Bonfire Studios
- Company type: Private
- Industry: Video games
- Founded: 2015; 11 years ago
- Founder: Rob Pardo
- Headquarters: Irvine, California
- Number of employees: 70+ (2025)
- Website: bonfirestudios.com/

= Bonfire Studios =

California video game developer

Bonfire Studios is a video game development studio located in Orange County, California. It was co-founded in 2016 by former Blizzard Entertainment Chief Creative Officer Rob Pardo.

== History ==
After leaving Blizzard Entertainment in 2014, where he served as Chief Creative Officer and lead designer of World of Warcraft, Rob Pardo co-founded Bonfire Studios in 2016. In its initial funding round, the studio secured investment from various sources, including John Riccitiello, who was CEO of Unity Technologies at the time. Pardo was able to raise another $25 million from venture capital firm Andreessen Horowitz and video game developer Riot Games. "Bonfire" is a metaphor for the type of games that the studio wants to create: "Because what is a Bonfire? It's a place where friends gather, tell stories and grow closer together as friends. We want to create titles that have these communities that get behind the game and really last for a long time." For over a year, the highest priority was to build the right team, next to prototyping some ideas. In late 2017, the team included among others Josh Mosqueira (game designer of Homeworld 2, Company of Heroes, Far Cry and Diablo III), Min Kim (former CEO of Nexon America), Sigurlína Ingvarsdóttir (producer of Eve Online and Star Wars: Battlefront) and Morgan Webb (co-host and senior segment producer of Xplay).

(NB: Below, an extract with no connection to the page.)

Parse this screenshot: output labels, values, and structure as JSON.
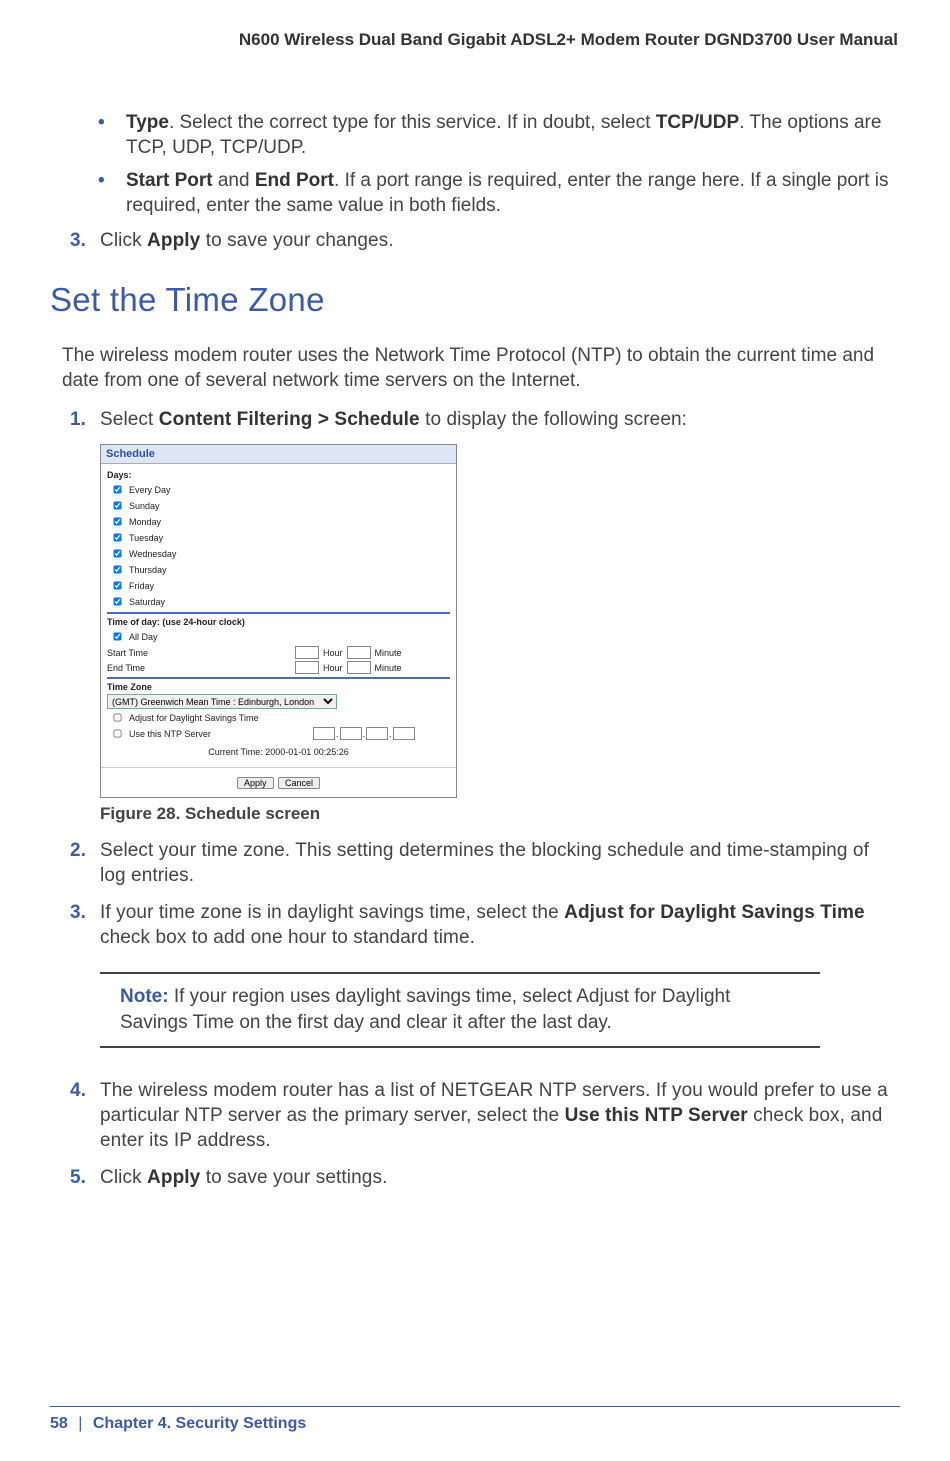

In 2018, the studio started development of their first title, Arkheron, which was officially revealed in January 2025. The live-service game focuses on player versus player combat with a top-down view and it is being built with the Unity game engine. Private playtesting started in 2024. At the time of the announcement the team consisted of 70 people: 52 developers and 18 artists. Furthermore a successful Series B funding led by Andreessen Horowitz with participation from Founders Fund and Altos Ventures was confirmed. Drimage Corp will publish the game in Korea and Japan. During the GamesBeat Summit 2019, Pardo described the pitch process that they used for Arkheron: Everyone in the studio had the opportunity to pitch a game. Of the 40 original ideas, the studio chose seven to expand into full-fledged pitch decks. Everyone then ranked their favorites, and when they made the final decision, the result was fairly unanimous.